Israel considers the disarmament of Hamas one of several key conditions for any deal to end the conflict.”

And:

“Hamas – a proscribed terror group in the US, UK and EU – said in its statement that it could not yield its right to “resistance and its weapons” unless an “independent, fully sovereign Palestinian state with Jerusalem as its capital” was established.”

However, Mackintosh refrained from informing his readers that Hamas in fact rejects the concept of a ‘two-state solution’ and he did not bother to remind them that the terrorist organisation had made a similar statement in April 2024.

“Hamas official Khalil al-Hayya, who in October said that the goal of the October 7 massacres in southern Israel was to plunge the entire region into permanent war, claims that Hamas would disband its military wing if a Palestinian state were to be established along pre-1967 borders.

In an interview with AP, the Qatar-based Hamas politburo official says that the terrorist organization would be willing to lay down its weapons and dissolve the al-Qassam Brigades “should a fully sovereign Palestinian state in the West Bank and Gaza Strip” be implemented along Israel’s pre-1967 borders, with “the return of Palestinian refugees in accordance with the international resolutions.” […]

The Palestinian demand for a so-called “right of return” provides for up to six million descendants of refugees entering Israel — a demand dismissed by Israel as seeking to destroy it as a Jewish majority state.”

However, as was reported by the Times of Israel at the time, al-Hayya also gave another interview to a different media outlet:

“In an interview yesterday with the Dubai-based Asharq News, al-Hayya said that the creation of a Palestinian state along 1967 borders would be viewed only as a temporary solution, and insisted on the Palestinians’ “historic right to all Palestinian lands,” suggesting that the terror group would continue to try and reach its stated goal of destroying Israel.

Hamas’s 1988 founding charter, a virulently antisemitic document rife with outlandish tropes about a worldwide Jewish conspiracy, professes the terror group’s commitment to armed struggle, while rejecting any territorial concessions to “the warmongering Jews.”

In a 2017 bid to curry international favor, Hamas revised the document, claiming the group’s struggle was not against Jews, but rather against “the Zionist project.” But Hamas’s political program still officially “rejects any alternative to the full liberation of Palestine, from the river to the sea” — referring to the area reaching from the Jordan River to the Mediterranean Sea, which includes lands that now make up Israel. The 2017 charter asserts the Palestinian right to the “Arab Islamic land” of Palestine, “which extends from the River Jordan in the east to the Mediterranean in the west and from Ras al-Naqurah in the north to Umm al-Rashrash in the south.””
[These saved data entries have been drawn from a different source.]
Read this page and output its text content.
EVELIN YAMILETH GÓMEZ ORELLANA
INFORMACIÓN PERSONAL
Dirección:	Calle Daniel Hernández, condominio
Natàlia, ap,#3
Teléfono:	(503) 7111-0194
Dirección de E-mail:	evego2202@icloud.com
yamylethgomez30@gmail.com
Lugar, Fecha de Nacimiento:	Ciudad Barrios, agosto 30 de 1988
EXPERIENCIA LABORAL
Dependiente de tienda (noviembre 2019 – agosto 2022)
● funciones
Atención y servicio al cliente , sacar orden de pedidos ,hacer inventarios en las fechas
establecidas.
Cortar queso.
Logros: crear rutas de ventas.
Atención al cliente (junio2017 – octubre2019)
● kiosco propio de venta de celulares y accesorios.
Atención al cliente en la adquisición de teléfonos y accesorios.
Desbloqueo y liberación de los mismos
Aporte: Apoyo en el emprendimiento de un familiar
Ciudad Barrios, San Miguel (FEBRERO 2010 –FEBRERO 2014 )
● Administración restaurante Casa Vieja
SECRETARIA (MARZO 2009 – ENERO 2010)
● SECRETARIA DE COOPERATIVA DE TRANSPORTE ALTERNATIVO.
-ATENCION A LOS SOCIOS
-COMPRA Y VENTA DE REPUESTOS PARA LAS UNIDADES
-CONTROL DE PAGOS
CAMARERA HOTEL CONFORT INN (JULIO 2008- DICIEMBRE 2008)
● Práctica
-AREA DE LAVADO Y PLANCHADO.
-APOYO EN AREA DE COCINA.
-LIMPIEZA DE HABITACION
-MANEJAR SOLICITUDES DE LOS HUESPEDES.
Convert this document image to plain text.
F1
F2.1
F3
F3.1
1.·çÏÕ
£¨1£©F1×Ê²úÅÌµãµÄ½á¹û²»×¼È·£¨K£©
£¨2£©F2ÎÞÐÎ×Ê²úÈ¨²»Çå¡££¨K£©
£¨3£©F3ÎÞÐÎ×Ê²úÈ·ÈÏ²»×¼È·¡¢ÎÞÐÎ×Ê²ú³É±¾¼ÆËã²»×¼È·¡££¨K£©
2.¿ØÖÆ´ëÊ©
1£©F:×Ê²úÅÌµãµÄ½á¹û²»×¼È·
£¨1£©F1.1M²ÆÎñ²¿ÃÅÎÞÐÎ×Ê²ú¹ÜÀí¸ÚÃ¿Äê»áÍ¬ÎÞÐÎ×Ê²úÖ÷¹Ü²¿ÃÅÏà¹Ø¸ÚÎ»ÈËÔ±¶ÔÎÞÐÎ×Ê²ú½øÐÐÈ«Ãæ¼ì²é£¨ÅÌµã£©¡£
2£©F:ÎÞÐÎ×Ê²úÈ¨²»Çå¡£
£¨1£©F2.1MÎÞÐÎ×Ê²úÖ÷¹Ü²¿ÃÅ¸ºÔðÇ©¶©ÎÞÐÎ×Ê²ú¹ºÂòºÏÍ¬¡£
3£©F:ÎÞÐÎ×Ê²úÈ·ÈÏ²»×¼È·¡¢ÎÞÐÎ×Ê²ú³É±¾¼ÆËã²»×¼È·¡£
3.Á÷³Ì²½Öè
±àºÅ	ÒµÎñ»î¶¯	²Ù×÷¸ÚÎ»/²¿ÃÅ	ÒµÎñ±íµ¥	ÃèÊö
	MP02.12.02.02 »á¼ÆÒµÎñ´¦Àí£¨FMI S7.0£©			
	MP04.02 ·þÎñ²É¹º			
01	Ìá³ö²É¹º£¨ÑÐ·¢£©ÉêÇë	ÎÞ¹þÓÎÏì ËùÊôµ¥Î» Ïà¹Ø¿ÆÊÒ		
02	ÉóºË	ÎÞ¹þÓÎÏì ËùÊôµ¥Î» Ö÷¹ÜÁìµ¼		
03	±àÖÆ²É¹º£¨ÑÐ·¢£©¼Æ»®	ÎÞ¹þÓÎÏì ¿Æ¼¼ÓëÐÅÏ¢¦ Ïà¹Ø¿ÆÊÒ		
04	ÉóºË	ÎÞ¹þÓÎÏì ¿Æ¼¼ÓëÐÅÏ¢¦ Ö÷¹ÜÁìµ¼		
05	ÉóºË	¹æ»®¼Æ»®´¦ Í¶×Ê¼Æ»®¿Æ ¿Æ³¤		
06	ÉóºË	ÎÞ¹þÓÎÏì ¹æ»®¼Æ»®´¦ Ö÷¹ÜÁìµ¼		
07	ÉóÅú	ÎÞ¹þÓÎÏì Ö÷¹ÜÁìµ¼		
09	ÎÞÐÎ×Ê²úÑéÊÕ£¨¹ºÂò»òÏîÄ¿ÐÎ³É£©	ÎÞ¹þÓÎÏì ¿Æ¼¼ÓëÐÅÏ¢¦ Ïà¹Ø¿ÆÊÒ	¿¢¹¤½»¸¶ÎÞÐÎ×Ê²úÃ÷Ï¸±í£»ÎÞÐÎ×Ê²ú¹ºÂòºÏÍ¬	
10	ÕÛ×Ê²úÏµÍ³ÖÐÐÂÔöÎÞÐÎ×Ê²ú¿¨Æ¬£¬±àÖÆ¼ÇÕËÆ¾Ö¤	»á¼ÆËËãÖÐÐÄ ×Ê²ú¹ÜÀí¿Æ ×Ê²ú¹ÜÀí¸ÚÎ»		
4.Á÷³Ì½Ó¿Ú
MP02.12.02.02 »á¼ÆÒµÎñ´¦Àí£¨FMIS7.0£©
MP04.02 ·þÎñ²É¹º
That context would surely have helped BBC audiences better understand Hamas’ latest statement concerning disarmament, but Mackintosh failed to provide it. His report also tells readers that:

“In the past few days, Arab governments have urged Hamas to disarm and surrender control of Gaza, after a number of Western countries – including France and Canada – announced plans to recognise a state of Palestine. The UK said it would if Israel did not meet certain conditions by September.”

Mackintosh refrained from telling BBC audiences that those “Arab governments” include the 22 members of the Arab League.

“Arab and Muslim countries, including Saudi Arabia, Qatar, Egypt, Jordan and Turkey, signed a declaration Tuesday [July 29th – Ed.] condemning for the first time Hamas’s onslaught of October 7, 2023, and calling on the Palestinian terror group to release all the hostages it is holding, disarm and end its rule of Gaza, in a bid to end the devastating war in the Strip. […]

“In the context of ending the war in Gaza, Hamas must end its rule in Gaza and hand over its weapons to the Palestinian Authority, with international engagement and support, in line with the objective of a sovereign and independent Palestinian State,” said the declaration.”

While some may say that July 29th declaration has its problems and others oppose it outright, it is interesting to note that – unlike the statements put out by France, Canada and particularly the UK – it has not received any stand-alone coverage on the BBC News website.